Di Keymaster 1, semua kunci Keymaster terikat secara kriptografi ke Root of Trust perangkat, atau kunci Booting Terverifikasi. Di Keymaster 2 dan 3, semua kunci juga terikat ke sistem operasi dan tingkat patch image sistem. Hal ini memastikan bahwa penyerang yang menemukan kelemahan dalam versi lama software sistem atau TEE tidak dapat me-roll back perangkat ke versi yang rentan dan menggunakan kunci yang dibuat dengan versi yang lebih baru. Selain itu, saat kunci dengan versi dan tingkat patch tertentu digunakan di perangkat yang telah diupgrade ke versi atau tingkat patch yang lebih baru, kunci tersebut akan diupgrade sebelum dapat digunakan, dan versi kunci sebelumnya akan dibatalkan. Dengan cara ini, saat perangkat diupgrade, kunci akan *bergeser* ke depan bersama dengan perangkat, tetapi setiap pengembalian perangkat ke rilis sebelumnya akan menyebabkan kunci tidak dapat digunakan.

Untuk mendukung struktur modular Treble dan memutus binding system.img ke boot.img, Keymaster 4 mengubah model binding versi kunci agar memiliki tingkat patch terpisah untuk setiap partisi. Hal ini memungkinkan setiap partisi diupdate secara independen, sekaligus tetap memberikan perlindungan rollback.

Untuk menerapkan binding versi ini, aplikasi tepercaya (TA) KeyMint memerlukan cara untuk menerima versi OS dan tingkat patch saat ini secara aman, serta memastikan bahwa informasi yang diterimanya cocok dengan semua informasi tentang sistem yang berjalan.

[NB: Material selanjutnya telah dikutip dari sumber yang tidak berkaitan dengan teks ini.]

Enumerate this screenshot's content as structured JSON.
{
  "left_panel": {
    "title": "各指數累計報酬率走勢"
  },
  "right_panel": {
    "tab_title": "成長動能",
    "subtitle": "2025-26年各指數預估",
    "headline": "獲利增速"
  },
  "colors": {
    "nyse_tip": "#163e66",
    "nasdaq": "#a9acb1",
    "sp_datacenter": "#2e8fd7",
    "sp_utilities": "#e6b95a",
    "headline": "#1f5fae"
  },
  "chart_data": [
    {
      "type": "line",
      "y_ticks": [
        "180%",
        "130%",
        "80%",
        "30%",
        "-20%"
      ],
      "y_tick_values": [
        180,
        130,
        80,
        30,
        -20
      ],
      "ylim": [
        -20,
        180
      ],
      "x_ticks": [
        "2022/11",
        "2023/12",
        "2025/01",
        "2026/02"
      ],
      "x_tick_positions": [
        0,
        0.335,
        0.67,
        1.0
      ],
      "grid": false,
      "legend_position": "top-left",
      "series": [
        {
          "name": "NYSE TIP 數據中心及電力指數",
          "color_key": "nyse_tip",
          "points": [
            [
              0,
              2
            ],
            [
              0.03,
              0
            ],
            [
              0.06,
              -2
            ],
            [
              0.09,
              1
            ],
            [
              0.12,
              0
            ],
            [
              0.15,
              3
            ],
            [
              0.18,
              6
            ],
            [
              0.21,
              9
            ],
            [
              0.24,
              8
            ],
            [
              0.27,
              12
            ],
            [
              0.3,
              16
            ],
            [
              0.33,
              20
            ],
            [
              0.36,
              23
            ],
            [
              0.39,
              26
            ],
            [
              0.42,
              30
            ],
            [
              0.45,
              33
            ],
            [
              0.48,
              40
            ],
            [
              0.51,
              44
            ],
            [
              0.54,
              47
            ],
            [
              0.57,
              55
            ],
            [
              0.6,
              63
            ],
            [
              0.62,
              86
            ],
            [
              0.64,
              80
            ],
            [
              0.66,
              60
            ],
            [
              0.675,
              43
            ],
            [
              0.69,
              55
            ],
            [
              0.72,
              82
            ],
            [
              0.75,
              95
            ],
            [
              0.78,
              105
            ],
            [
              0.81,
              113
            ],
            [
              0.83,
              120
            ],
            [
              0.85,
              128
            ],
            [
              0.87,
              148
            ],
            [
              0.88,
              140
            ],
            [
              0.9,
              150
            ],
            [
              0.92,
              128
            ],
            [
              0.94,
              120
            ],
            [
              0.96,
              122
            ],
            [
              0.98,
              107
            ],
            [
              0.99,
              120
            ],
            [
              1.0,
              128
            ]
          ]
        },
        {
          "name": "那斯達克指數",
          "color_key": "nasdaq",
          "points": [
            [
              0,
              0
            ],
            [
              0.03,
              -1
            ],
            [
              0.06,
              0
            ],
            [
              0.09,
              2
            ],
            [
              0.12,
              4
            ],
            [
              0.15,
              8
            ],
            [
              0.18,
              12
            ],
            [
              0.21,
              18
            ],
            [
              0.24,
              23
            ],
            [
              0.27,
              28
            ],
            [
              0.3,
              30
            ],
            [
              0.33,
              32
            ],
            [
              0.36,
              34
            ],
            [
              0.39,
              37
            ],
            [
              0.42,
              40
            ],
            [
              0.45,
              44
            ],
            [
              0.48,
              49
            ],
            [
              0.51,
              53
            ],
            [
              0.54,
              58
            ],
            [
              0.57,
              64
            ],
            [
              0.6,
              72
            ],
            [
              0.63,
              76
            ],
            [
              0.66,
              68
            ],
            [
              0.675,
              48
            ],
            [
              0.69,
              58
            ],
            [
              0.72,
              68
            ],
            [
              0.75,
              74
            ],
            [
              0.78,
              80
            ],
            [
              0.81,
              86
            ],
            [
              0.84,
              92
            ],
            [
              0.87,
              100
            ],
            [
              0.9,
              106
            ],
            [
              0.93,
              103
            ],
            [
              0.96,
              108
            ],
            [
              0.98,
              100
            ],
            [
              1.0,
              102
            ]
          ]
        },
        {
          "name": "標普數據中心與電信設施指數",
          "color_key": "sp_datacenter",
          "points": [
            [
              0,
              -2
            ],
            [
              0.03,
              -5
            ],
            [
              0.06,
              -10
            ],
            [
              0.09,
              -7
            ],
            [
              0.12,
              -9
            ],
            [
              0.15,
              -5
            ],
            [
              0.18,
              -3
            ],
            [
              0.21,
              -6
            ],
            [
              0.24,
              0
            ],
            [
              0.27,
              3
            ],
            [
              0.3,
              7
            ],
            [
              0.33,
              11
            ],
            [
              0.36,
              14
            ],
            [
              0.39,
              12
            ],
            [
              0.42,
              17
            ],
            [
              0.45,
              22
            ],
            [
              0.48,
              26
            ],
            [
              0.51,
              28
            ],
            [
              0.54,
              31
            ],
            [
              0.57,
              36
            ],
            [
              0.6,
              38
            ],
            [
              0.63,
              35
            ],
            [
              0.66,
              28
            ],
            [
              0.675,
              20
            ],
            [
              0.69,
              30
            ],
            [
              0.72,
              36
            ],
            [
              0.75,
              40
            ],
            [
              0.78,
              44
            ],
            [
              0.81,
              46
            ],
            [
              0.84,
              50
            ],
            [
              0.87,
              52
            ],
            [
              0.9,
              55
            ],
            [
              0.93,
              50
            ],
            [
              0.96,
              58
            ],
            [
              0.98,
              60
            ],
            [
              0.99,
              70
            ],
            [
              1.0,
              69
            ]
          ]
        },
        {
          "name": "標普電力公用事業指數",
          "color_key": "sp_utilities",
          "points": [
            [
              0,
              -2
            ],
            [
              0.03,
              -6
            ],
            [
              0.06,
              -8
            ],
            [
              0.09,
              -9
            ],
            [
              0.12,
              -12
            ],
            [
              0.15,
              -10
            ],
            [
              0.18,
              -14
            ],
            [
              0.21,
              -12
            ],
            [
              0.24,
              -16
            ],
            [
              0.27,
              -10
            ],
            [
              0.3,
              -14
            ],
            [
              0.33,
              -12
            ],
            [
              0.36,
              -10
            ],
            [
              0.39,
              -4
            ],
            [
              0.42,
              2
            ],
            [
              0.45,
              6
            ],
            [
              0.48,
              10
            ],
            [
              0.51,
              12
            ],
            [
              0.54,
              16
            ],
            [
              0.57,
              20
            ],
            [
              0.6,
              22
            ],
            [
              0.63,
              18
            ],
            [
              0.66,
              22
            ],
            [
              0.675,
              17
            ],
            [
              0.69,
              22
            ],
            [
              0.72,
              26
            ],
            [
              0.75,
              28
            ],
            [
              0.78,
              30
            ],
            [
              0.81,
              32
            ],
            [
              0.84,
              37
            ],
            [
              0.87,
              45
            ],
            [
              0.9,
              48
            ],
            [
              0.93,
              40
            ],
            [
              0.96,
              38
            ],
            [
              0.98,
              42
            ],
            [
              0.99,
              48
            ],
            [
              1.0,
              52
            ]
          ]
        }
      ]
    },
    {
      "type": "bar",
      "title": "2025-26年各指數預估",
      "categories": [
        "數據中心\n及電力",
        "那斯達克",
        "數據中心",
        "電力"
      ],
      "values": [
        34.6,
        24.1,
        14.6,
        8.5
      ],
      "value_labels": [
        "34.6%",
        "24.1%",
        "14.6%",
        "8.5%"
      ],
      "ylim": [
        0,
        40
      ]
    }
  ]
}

  • Perangkat dengan Android Booting Terverifikasi (AVB) dapat menempatkan semua tingkat patch dan versi sistem di vbmeta, sehingga bootloader dapat memberikannya ke Keymaster. Untuk partisi yang dirantai, info versi untuk partisi berada di vbmeta yang dirantai. Secara umum, informasi versi harus berada di vbmeta struct yang berisi data verifikasi (hash atau hashtree) untuk partisi tertentu.
  • Di perangkat tanpa AVB:
    • Implementasi Booting Terverifikasi harus memberikan hash metadata versi ke bootloader, sehingga bootloader dapat memberikan hash ke Keymaster.
    • boot.img dapat terus menyimpan tingkat patch di header
    • system.img dapat terus menyimpan tingkat patch dan versi OS di properti hanya baca
    • vendor.img menyimpan tingkat patch di properti hanya baca ro.vendor.build.version.security_patch.
    • Bootloader dapat memberikan hash semua data yang divalidasi oleh Booting Terverifikasi ke Keymaster.
  • Di Android 9, gunakan tag berikut untuk memberikan informasi versi untuk partisi berikut:
    • VENDOR_PATCH_LEVEL: partisi vendor
    • BOOT_PATCH_LEVEL: partisi boot
    • OS_PATCH_LEVEL dan OS_VERSION: system partisi. (OS_VERSION dihapus dari header boot.img.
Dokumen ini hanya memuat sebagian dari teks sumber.